Creamy Oatmeal Recipe from Food Storage
On our recent trip to the LDS Cannery in Miami, Florida, we brought back all the ingredients for Creamy Oatmeal, including regular rolled oats and powdered milk. The home storage center was out of sugar that day, but pretend with me that we used sugar from a #10 can too. Because I love my breakfasts sweet, I also added some delicious apple slices to my breakfast, made from dehydrated apples. Here’s the recipe I followed:
Creamy Oatmeal from Food Storage
- 4 1/2 cups water
- 1/2 teaspoon salt
- 2 cups uncooked oats [regular oats, not quick oats]
- 1 tablespoon powdered milk
- 1 tablespoon sugar
Bring water and salt to a boil. Stir in oats and reduce heat. Cook about 5 minutes, stirring occasionally. Increase or decrease water for thinner or thicker oatmeal. Add powdered milk and sugar and stir well. Makes 4 cups cereal.
The recipe is from the Family Home Storage Basic Recipes handout we were given at the Cannery. And it means “basic” recipes indeed, like white rice with sugar. I have several “older” recipe books which should prove informative for basic staples from food storage – I’ll keep you posted as I find ones that work. It’ll be fun – it’s like learning to cook all over again, going to base staples instead of boxes that end in “Helper”, my usual go-to meals!
Loot from our visit to the LDS Home Storage Center!
I started with the dried apples because they take 20 minutes of soaking to reconstitute (though trust me, they are DELICIOUS right out of the can). You can click on the photo to expand and read the full ingredients, nutritional contents and instructions. Basically, soak in hot water for 15 minutes. Yum!
If you've never opened a #10 can before, it's a looooong way around. Oh, and a tip! Open them up-side-down - the bottom "lid" is thinner than the top, and opens easier. Imagine if you opened #10 cans all day long - you might be able to get more life out of your can opener if you always opened the easier side first. Fun sidenote: They make a real satisfying *POP* sound when opened (because the oxygen absorber sucks all the air out).
The freshly opened can of apples. Yum yum yum.
The instructions call for 1 cup of dried apples to 1/2 or 3/4 cup of hot water. One cup is just about right for 2 cups of dried oatmeal (4 servings).
And in goes the hot water..
While the apples soak, I opened the can of rolled oats. Regular needs to cook for 5 minutes, while Quick Oats are only for 1 minute. If you were low on cooking fuel, you'd want to use Quick Oats.
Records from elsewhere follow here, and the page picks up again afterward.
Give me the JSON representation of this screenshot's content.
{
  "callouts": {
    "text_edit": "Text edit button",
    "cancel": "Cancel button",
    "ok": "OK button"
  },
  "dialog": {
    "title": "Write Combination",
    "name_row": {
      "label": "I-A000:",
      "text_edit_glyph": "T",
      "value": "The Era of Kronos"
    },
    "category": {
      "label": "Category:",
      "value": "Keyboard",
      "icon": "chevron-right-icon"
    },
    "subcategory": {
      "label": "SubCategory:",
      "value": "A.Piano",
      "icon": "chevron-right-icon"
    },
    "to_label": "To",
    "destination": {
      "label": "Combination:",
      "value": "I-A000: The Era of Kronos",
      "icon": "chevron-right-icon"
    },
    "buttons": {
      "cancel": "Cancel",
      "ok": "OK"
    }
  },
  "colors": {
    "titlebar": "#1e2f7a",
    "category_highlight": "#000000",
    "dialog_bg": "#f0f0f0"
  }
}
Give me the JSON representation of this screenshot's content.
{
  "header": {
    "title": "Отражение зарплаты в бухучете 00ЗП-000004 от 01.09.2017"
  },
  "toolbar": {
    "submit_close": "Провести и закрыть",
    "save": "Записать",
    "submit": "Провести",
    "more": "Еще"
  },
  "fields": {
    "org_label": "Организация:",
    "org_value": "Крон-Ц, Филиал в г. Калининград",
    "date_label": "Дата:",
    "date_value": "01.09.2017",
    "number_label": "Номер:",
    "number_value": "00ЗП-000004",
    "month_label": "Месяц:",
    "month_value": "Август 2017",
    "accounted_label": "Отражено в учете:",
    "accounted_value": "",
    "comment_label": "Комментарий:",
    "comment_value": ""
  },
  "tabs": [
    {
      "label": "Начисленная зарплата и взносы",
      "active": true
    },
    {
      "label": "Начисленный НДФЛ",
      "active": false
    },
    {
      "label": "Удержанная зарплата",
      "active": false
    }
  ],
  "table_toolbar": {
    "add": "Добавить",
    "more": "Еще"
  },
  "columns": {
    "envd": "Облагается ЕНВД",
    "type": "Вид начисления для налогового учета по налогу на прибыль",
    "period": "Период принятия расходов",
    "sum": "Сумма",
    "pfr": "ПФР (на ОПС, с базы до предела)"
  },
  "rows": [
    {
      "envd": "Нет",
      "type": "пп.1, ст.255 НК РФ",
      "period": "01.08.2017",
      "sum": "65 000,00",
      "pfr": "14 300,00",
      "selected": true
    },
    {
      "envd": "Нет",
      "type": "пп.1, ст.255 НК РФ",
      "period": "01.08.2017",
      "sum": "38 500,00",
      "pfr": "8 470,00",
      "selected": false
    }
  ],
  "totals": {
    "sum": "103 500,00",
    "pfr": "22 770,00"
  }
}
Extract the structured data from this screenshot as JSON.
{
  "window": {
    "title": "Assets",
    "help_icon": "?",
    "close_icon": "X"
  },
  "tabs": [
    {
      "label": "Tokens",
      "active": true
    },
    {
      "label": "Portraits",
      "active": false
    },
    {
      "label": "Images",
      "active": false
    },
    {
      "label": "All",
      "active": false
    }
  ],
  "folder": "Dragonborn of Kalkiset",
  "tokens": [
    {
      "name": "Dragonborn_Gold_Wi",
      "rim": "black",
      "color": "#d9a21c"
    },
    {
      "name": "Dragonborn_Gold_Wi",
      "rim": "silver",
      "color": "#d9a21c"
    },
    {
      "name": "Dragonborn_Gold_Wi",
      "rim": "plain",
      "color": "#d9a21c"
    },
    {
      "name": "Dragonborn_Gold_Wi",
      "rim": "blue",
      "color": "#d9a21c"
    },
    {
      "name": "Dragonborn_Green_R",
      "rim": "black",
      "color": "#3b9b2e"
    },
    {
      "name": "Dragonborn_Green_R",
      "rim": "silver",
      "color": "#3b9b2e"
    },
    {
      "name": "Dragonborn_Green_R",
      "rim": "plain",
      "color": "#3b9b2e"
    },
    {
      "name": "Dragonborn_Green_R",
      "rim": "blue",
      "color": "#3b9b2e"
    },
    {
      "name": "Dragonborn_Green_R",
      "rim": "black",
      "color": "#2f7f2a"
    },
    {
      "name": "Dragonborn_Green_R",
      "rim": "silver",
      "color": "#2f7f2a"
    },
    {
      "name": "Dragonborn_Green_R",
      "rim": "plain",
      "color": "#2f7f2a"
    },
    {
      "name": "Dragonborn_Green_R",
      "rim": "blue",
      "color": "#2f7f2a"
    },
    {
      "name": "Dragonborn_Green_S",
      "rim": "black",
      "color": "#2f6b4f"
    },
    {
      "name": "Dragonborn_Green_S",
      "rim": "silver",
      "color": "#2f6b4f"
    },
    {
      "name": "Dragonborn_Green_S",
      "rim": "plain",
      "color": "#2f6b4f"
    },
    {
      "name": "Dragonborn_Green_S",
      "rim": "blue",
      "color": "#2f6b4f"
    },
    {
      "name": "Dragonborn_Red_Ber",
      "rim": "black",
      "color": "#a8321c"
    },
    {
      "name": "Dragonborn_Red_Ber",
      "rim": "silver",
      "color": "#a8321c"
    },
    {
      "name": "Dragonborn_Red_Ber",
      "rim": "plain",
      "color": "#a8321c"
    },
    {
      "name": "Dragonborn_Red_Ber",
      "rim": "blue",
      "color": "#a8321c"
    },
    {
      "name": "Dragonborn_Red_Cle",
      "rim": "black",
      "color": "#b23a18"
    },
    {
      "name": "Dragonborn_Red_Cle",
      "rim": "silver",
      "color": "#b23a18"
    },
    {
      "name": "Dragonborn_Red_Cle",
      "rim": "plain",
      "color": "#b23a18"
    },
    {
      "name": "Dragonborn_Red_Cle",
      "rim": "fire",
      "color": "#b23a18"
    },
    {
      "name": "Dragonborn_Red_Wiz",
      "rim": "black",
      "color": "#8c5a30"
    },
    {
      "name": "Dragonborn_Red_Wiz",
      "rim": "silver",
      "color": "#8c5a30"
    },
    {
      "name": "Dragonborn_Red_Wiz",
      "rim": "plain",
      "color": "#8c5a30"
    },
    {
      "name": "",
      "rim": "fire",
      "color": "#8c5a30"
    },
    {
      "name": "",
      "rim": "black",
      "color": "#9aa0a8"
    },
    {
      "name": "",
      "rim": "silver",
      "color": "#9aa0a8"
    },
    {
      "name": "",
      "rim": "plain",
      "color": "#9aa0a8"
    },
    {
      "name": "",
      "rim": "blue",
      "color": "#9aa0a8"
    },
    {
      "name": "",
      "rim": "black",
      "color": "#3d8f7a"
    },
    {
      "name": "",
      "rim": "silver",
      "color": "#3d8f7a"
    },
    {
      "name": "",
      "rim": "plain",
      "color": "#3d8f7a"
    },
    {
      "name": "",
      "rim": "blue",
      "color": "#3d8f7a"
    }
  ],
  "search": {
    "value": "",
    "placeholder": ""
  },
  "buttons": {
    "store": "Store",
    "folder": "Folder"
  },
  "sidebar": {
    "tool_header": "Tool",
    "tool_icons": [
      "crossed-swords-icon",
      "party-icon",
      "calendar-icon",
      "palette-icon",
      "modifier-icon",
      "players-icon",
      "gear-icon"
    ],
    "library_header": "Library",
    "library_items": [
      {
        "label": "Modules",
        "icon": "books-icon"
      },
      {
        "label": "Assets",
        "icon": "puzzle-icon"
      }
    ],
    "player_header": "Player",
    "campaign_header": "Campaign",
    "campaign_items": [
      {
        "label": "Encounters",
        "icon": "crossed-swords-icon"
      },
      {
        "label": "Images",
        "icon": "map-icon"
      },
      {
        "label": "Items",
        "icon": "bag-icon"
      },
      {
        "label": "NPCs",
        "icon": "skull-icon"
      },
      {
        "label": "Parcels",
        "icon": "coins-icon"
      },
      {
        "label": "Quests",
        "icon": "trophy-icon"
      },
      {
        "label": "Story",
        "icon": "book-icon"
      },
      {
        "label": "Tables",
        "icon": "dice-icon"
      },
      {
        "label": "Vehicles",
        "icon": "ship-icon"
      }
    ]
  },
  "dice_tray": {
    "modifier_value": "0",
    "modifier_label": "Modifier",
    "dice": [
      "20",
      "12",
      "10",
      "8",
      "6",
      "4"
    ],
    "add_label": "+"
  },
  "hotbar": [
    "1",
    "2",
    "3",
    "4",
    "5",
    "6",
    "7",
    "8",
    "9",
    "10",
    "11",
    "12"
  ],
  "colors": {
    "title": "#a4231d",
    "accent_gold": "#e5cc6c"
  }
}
When you first open a can from the LDS Home Storage Center, on top you'll find the oxygen packet used to preserve the food for it's long 25-30 year shelf life. Just toss it, and you're good to go.
The recipe calls for 2 cups of uncooked regular oats.
Cooking oats on the stove, with a dash of sugar, salt and powdered milk. I know, I cheated and used a stove. Next time, fire and mess tins!
I'm such a multi-tasker... while the oats were cooking, I thought I'd make a glass of powdered milk to go with breakfast.
Inside the can of powered milk. So white, so pretty. So tasty.
The recipe calls for a quart of water... how many cups go into a quart always gets me confused, so I figured, why not use an actual quart jar? And yes, I totally cheated and put ice in to make it cold faster. Warm milk has a place in my heart, but lukewarm tap-water milk? Ehh.. no. Not while the power is still on and the icemaker still works!
Sooo... I left some room at the top for the powered milk and so I could mix the 3/4 cup of powered milk with the water. But apparently not enough room. Note to self - add more water AFTER mixing next time. Messy. But oh-so-tasty! LDS powdered milk isn't instant milk like you'd find in a regular grocery store, it's REAL powdered milk. Think of it like 2% milk is to non-fat milk. It's so much thicker and richer than instant powdered milk. If you've only ever known instant, you'll be in for a very pleasant surprise.
Did you know that in addition to making a delicious and familiar drink, powdered milk (the non-instant kind) can also be used to make cheese, sour cream, cream cheese and other dairy products?
Back to the apples! Look, they're drained of the excess water and ready to be eaten as-is or added to another dish. Like oatmeal.
And voila! All my favorite things mixed together, with a good dose of local honey on top for even MORE sweetness. It was absolutely delicious. Though possibly a bit too sweet (my bad!). Think of all the other things you might have in your food storage that you could add to oatmeal - nuts, raises, berries. Meat. 🙂 Yum!
I have to confess.. I'm quite fond of powdered milk. Really fond of it. I drank the entire quart with breakfast.
This was my first meal made (almost) completely out of food storage items from the LDS Cannery. It took about 15 minutes from start to finish, was a definite success in my book. I had enough leftovers for the next morning too, and I think it actually tasted even better the next day. Of course, I’d long since polished off the milk… luckily, I bought a nice big #10 can’s worth. It ought to last until our next visit to the Cannery in early June. Good stuff, the lot of it.